In Energy, the Customer is King Once Again
The energy value chain has been in flux for decades, transitioning between integration, disintegration and back again. These fluctuations have been driven by a number of factors — changing commodity prices, a shifting regulatory environment and the impacts of new technology. But over the last several years, the customer is returning to the forefront. Once seen as an operational headache and lower margin than being upstream (i.e. — producing crude oil and generating electrons), retail markets are becoming crucial to the long-term success of energy giants across the energy landscape.
The Economist published a timely article about the interest that the European oil majors are beginning to show in electric utilities.
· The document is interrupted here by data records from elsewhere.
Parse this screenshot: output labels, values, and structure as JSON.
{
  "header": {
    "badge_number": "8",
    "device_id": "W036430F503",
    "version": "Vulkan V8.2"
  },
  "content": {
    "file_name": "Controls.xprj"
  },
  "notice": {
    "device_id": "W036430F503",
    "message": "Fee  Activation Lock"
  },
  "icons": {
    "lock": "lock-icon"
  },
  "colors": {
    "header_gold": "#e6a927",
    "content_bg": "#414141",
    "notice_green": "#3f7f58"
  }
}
This is being seen by most as a hedge on the electrification of transport, which, despite the recent troubles with Tesla, appears to be an accelerating trend. But It is also a demonstration that oil as a commodity is becoming easier and easier to procure through a number of different sources, including shale in the US. Thus, what was once a great business — drilling for oil — is one facing brutal competition at all levels of the value chain. This is a similar trend we are seeing with power generation.
In this market environment, electric utilities can thrive on its monopoly position and low cost of capital. With a guaranteed rate of return and limited market competition, owning wires — once a hassle with low profits — is now a potential cash cow business for companies exposed to changing technology. There is one caveat, however: almost every trend line on electricity sold from public utilities in the developed world is flat or declining due to energy efficiency and distributed generation. It is no wonder why the electrification of transport is becoming such a substantive part of Integrated Resource Planning (IRP) by utilities — it is likely the only long-term source of residential power demand growth.
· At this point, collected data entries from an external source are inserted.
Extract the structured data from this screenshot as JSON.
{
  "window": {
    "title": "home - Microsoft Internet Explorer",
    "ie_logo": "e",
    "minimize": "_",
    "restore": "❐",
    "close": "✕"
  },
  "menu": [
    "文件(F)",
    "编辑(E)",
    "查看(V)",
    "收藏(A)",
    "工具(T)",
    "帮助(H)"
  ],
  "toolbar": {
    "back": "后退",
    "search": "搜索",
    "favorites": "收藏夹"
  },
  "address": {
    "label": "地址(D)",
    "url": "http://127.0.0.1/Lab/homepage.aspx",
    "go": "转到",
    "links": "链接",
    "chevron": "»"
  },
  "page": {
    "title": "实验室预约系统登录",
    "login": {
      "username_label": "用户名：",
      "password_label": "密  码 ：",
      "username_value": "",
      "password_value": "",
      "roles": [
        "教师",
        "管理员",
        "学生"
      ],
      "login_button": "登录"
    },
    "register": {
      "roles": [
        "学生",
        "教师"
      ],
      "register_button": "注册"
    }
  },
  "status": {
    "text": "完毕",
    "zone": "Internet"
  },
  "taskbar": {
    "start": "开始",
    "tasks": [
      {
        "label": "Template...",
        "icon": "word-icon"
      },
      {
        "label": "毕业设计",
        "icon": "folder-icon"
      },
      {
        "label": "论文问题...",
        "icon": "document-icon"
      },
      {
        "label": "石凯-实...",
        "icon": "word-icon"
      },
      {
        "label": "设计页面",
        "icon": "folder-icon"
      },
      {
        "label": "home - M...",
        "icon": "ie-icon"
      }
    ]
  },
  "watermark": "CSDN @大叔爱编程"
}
How has this affected the average person? Customers have more choices than ever when it comes to how they get and consume their energy. While it varies state to state and country-to-country, the ability to install rooftop solar, smart devices, and residential batteries give homeowners enormous control. In areas where physical distributed energy assets are not economical, de-regulated power markets allow residents to buy power from a number of unique producers or even buy carbon offsets. With few exceptions, these types of programs are increasing in popularity and accelerating in their rollout.
The modern utility must be a customer-centric, reliability-focused organization that sees expanding electrification as a strategic imperative. Making and storing electrons is becoming more commoditized, but moving and balancing those electrons can only be done by a monopoly provider. Customer engagement — never a core competency of utilities — is an area where utilities have enormous access and have exploitable legacy positions. Through this model, utilities can thrive and expand their successes in the modern energy economy. Utilities used to call those who bought their electrons “ratepayers” — now they are “customers.” This distinction is more important now than ever.